Alors que Geertz (1977, p.214) nous rappelle « qu’un monde totalement démystifié est aussi un monde totalement dépolitisé », Siqueira Barreto nous exhorte, pour bien penser le politique dans la Baixada en tant qu’action symbolique, à appréhender les divers discours en action : celui du marketing, celui du spectacle, celui du religieux, celui du politique, celui du capital, etc. Cette présence du religieux dans le politique se fait voir notamment dans le langage et dans les discours des candidats et des campagnes, ainsi que par les alliances, et rend manifeste l’intégration de nouveaux agents (qui proviennent du champ religieux) et qui n’hésitent pas à penser (et à faire penser) le bien et le mal dans la culture et la politique brésilienne. Selon Siqueira Barreto, les élections municipales de 2004 ont montré que, dans le jeu politique, les affiliations, les alliances, et même le sens accordé à un même phénomène sont mouvants, dynamiques et changeants. L’exemple de l’assistentialisme est révélateur : il peut être acculé dans le camp du « mal » par un discours dénonciateur d’une forme de violence, mais aussi peut s’inscrire comme forme relationnelle d’engagement d’un politicien ‘violent- bienfaiteur-religieux’ et de reconnaissance d’un ‘électeur-bénéficiaire-croyant’.

Conclusion

Dans ce chapitre, j'ai présenté la constitution historique, économique et sociale de la Baixada Fluminense et de Nova Iguaçu dans un premier temps, et religieuse dans un deuxième temps. Une Baixada construite dans l'abandon des pouvoirs publics, sous-financée dans ses services et infrastructures et conçue essentiellement pour servir nourriture et main-d’œuvre à Rio, abandonnée dans une paupérisation, marginalisation et stigmatisation grandissante depuis sa création, jusqu'à sa gestion dans la violence économique et politique la plus éhontée.

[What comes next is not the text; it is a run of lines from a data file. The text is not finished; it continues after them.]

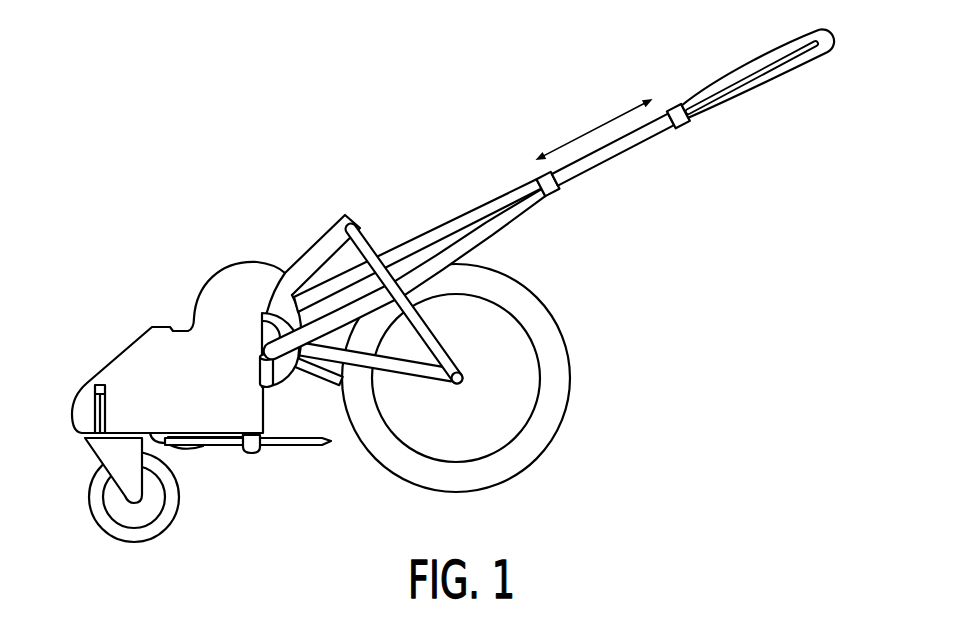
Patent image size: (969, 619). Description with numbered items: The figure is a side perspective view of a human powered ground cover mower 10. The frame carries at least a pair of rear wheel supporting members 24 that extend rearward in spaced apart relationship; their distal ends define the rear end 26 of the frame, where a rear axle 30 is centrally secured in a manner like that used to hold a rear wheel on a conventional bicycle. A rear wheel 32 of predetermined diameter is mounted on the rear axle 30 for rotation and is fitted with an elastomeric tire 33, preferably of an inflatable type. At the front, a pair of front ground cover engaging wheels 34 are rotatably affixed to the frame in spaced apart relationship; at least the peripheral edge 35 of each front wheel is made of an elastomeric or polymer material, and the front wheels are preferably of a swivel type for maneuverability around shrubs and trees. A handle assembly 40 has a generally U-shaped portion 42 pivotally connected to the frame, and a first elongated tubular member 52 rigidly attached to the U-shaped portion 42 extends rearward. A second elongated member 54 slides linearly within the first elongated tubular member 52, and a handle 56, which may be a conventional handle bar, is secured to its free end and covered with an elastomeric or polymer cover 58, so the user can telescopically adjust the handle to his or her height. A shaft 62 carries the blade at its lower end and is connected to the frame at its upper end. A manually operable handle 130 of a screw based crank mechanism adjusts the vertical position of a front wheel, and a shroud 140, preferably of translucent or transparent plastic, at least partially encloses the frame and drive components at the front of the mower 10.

The human powered ground cover mower 10 is at (398, 139).
The rear wheel supporting members 24 is at (362, 252).
The rear end 26 is at (447, 384).
The rear axle 30 is at (463, 381).
The rear wheel 32 is at (522, 368).
The elastomeric tire 33 is at (560, 377).
The front ground cover engaging wheels 34 is at (135, 514).
The peripheral edge 35 is at (100, 528).
The handle assembly 40 is at (492, 186).
The generally U-shaped portion 42 is at (488, 237).
The first elongated tubular member 52 is at (625, 145).
The second elongated member 54 is at (700, 107).
The handle 56 is at (747, 83).
The cover 58 is at (823, 50).
The shaft 62 is at (300, 450).
The manually operable handle 130 is at (97, 387).
The shroud 140 is at (238, 278).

C'est dans ce contexte, présenté dans le sous-chapitre 4.1, que se constituent les deux principaux agents religieux catholiques rencontrés, soit la Théologie de la libération et le Renouveau Charismatique, dont les réponses à la question de la pauvreté vont se construire progressivement et différemment dans leur conquête respective des champs religieux puis politique, tel que je l'ai présenté au sous-chapitre 4.2.

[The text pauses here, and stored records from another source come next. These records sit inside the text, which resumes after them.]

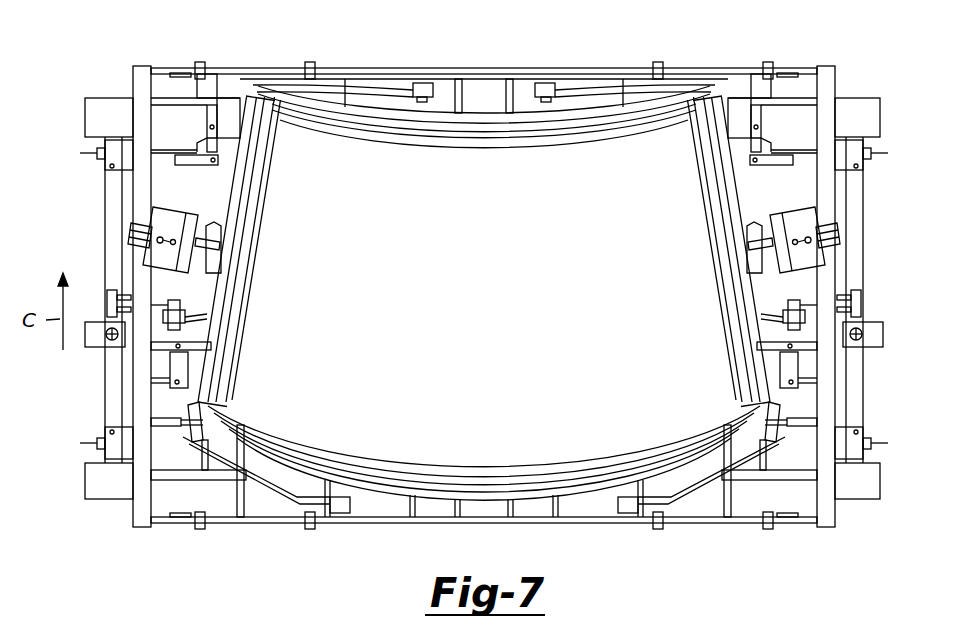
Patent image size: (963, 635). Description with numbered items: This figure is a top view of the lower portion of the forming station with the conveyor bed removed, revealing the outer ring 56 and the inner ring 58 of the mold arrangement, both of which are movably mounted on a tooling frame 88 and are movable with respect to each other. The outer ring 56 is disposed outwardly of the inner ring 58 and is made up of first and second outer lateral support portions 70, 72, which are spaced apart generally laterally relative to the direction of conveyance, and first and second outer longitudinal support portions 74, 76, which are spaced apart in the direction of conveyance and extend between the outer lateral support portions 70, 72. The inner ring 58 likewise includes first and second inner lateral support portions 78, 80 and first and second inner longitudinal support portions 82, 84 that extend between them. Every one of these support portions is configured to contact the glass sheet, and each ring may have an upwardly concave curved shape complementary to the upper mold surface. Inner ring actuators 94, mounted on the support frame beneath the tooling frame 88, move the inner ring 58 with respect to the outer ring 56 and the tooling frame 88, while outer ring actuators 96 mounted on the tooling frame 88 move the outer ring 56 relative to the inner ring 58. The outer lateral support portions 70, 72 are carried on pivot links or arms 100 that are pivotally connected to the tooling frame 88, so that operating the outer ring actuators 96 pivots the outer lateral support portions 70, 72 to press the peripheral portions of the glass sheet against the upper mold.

The outer ring 56 is at (210, 194).
The inner ring 58 is at (264, 262).
The first outer lateral support portion 70 is at (253, 132).
The second outer lateral support portion 72 is at (723, 210).
The first outer longitudinal support portion 74 is at (390, 483).
The second outer longitudinal support portion 76 is at (440, 130).
The first inner lateral support portion 78 is at (258, 221).
The second inner lateral support portion 80 is at (703, 178).
The first inner longitudinal support portion 82 is at (430, 470).
The second inner longitudinal support portion 84 is at (427, 143).
The tooling frame 88 is at (798, 67).
The inner ring actuators 94 is at (97, 350).
The outer ring actuators 96 is at (130, 242).
The pivot links or arms 100 is at (588, 95).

Il semblerait que l’histoire des transformations de ces deux agents du champ religieux brésilien vienne donner raison à Bourdieu lorsqu’il affirme que le capital symbolique est transférable d’un champ à un autre, via des négociations au cours desquelles les agents cherchent à avoir de plus en plus de valeur accordée à leurs produits. Ainsi, tant la Théologie de la libération que le Renouveau Charismatique se sont développées dans la Baixada à travers leur implication de plus en plus orientée dans le champs politique (partidaire ou non) et il

semblerait que, là où la Théologie de la libération se retire de ce champ, le Renouveau Charismatique et les évangélistes pentecôtistes prennent la place.

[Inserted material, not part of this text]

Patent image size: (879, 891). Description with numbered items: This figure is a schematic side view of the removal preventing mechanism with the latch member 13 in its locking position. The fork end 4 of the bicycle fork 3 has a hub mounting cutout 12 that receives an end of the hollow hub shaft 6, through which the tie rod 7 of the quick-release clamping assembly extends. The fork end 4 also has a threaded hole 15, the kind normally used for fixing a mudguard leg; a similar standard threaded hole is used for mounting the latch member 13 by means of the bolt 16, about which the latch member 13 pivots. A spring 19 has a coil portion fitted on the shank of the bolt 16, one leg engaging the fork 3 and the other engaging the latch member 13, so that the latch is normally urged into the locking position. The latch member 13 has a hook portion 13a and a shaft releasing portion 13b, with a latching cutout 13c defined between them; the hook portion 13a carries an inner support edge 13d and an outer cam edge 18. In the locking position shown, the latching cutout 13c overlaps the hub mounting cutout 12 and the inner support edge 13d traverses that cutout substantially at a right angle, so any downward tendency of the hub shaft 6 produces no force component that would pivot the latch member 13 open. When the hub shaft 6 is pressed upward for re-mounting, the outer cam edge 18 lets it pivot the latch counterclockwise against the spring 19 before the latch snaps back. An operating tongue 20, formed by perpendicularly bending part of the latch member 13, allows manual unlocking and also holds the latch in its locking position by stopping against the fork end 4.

L'utilisation, dans ce chapitre-ci, de trois articles particulièrement proches de mon sujet d'études m'a semblé pertinente en raison de leur niveau d'observations très englobant pour la Baixada, niveau que le contexte d'un mémoire ne me permettait pas d'atteindre (bien que ces observations trouvent presque toujours un écho dans mes notes de terrain ou encore dans mes propres entrevues).

Dans le chapitre suivant, par contre, toute la place sera laissée aux données micro-contextuelles auxquelles m'a donné accès mon terrain à Nova Iguaçu (plus particulièrement, aux entrevues), et qui me permettront de vérifier dans quelle mesure il me sera possible de répondre à la question de recherche de mon mémoire.